Cough Drop: Your best friend might not mind hearing about the latest thing you’ve hacked up from your throat, spewed forth from your mouth or had oozing from your body, but talking about your sickness is sure to make your class or cubicle neighbor sick of you.
No Service: As wonderful as it is having your friends and the Internet at your fingertips, lay off the cell phone when you’re in a meeting or class. There’s nothing as frustrating as having someone who was engrossed in their iPhone the entire lecture wasting everyone’s time by asking questions that have already been covered.
Smile and Nod: Business-function speakers and droning professors can be boring, but at least pretend to listen. If you’re obviously tuning them out, they’ll tune you out too.
First Responder: Answer phone calls, return emails and respond to Post-it note messages. It sounds obvious, but when you get “busy” it can be easy to blow people off, which will only leave a bad impression.
Business too Casual: If you’d wear your outfit to a frat party or spring break, you need to change before showing up to work.
Lay it on thin: People aren’t toast, so don’t butter them up. You’re only insulting yourself and the person you’re buttering up by being the yes-man. Plus all your classmates and coworkers will hate you.
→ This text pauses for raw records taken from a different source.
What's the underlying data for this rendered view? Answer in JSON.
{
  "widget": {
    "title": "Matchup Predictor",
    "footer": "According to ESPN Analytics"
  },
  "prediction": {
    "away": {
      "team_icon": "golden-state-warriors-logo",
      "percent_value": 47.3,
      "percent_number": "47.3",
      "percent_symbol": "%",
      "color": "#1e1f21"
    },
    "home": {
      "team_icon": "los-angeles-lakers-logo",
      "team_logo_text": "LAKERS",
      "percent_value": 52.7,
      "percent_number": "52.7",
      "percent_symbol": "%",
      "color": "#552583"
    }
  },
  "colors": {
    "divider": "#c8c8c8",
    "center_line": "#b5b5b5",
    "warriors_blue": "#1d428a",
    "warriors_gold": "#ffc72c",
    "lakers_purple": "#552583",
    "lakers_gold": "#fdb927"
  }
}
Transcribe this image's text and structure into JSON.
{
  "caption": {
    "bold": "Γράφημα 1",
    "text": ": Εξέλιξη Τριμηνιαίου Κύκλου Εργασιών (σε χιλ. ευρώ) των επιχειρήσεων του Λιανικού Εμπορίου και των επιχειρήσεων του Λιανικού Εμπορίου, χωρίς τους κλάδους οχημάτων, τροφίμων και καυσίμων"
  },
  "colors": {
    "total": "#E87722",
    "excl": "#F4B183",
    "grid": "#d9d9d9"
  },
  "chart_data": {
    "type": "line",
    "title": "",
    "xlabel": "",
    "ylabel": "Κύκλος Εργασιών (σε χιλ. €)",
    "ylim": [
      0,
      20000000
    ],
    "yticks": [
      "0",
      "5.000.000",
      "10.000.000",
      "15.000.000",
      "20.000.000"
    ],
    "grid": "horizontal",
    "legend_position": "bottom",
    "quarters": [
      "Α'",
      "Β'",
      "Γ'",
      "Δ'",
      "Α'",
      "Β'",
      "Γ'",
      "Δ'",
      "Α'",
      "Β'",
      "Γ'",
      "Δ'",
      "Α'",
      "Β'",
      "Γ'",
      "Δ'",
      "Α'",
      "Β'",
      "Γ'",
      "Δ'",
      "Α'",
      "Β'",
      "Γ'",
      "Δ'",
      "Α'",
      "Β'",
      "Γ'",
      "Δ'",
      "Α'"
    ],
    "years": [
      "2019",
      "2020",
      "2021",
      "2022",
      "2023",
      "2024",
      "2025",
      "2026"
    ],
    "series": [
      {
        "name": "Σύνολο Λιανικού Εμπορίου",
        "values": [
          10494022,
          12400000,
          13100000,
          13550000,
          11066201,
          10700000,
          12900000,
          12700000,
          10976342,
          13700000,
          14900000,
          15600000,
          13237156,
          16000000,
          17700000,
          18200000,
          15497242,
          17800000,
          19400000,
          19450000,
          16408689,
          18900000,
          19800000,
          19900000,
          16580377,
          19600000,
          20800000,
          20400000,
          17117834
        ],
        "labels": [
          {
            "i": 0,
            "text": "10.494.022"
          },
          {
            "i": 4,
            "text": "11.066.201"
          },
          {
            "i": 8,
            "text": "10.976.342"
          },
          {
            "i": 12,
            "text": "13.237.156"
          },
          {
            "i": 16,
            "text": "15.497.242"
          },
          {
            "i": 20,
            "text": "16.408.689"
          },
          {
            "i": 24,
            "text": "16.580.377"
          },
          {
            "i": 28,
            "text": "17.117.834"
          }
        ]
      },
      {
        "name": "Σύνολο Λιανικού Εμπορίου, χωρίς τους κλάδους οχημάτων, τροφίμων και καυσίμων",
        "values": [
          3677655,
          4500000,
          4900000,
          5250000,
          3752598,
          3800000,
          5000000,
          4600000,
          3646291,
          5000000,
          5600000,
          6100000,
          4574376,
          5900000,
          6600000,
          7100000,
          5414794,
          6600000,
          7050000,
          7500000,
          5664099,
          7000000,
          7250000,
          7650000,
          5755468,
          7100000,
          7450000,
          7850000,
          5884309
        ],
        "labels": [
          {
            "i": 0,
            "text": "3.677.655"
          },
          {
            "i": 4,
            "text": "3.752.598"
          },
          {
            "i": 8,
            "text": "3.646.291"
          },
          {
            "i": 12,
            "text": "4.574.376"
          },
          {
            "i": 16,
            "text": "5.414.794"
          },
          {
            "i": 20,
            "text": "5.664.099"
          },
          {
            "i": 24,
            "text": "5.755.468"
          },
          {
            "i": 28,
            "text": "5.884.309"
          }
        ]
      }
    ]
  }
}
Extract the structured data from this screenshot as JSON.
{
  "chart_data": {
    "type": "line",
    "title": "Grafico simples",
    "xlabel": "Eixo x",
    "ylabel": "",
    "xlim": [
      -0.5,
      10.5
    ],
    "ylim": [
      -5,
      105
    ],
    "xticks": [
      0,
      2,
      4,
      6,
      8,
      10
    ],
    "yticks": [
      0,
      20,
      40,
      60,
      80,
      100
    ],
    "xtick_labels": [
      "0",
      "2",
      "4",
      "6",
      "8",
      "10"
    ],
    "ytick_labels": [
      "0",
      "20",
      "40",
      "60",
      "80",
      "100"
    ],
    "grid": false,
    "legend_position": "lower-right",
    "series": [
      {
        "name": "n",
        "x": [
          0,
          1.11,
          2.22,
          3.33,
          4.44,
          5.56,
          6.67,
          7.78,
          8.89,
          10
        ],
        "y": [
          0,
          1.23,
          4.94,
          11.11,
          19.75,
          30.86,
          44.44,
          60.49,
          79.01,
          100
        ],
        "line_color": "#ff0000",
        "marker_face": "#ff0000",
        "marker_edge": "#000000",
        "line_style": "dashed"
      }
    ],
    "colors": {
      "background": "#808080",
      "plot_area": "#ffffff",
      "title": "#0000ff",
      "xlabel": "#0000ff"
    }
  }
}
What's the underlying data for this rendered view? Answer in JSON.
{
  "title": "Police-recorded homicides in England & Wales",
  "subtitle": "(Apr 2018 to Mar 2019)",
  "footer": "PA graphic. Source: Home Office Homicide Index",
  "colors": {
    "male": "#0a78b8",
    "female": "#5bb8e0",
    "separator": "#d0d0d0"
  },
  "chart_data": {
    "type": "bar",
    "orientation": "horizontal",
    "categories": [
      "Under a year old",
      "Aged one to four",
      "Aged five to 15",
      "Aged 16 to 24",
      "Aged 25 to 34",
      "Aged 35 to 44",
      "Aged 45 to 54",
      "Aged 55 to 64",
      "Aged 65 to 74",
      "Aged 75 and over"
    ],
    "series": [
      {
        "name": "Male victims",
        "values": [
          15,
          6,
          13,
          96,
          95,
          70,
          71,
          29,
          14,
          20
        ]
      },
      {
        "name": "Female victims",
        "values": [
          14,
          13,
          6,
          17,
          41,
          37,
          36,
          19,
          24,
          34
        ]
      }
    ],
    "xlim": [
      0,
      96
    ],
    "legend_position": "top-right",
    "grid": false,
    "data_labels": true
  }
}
Scratch and Sniff: Your odor should be like Goldilocks’ porridge — just right. You don’t want to be putrid, but don’t go too far to the perfumy side either. In other words, put on some deodorant so your pits don’t stank, but lay off the cloud of Axe.
Nuked Leftovers: Think twice before reheating fish in the work microwave. It’s surprising how bad it can make an office smell. Same goes for other pungent dishes.
Golden Rule: Treat people with respect, consider others before taking action, and care enough to take pride in your work so your coworkers and classmates don’t have to pick up your slack.
Pat on the Back: When working as part of a group or team, give credit where it’s due. Acknowledge others’ contributions, but don’t be afraid to point out what you bring to the table.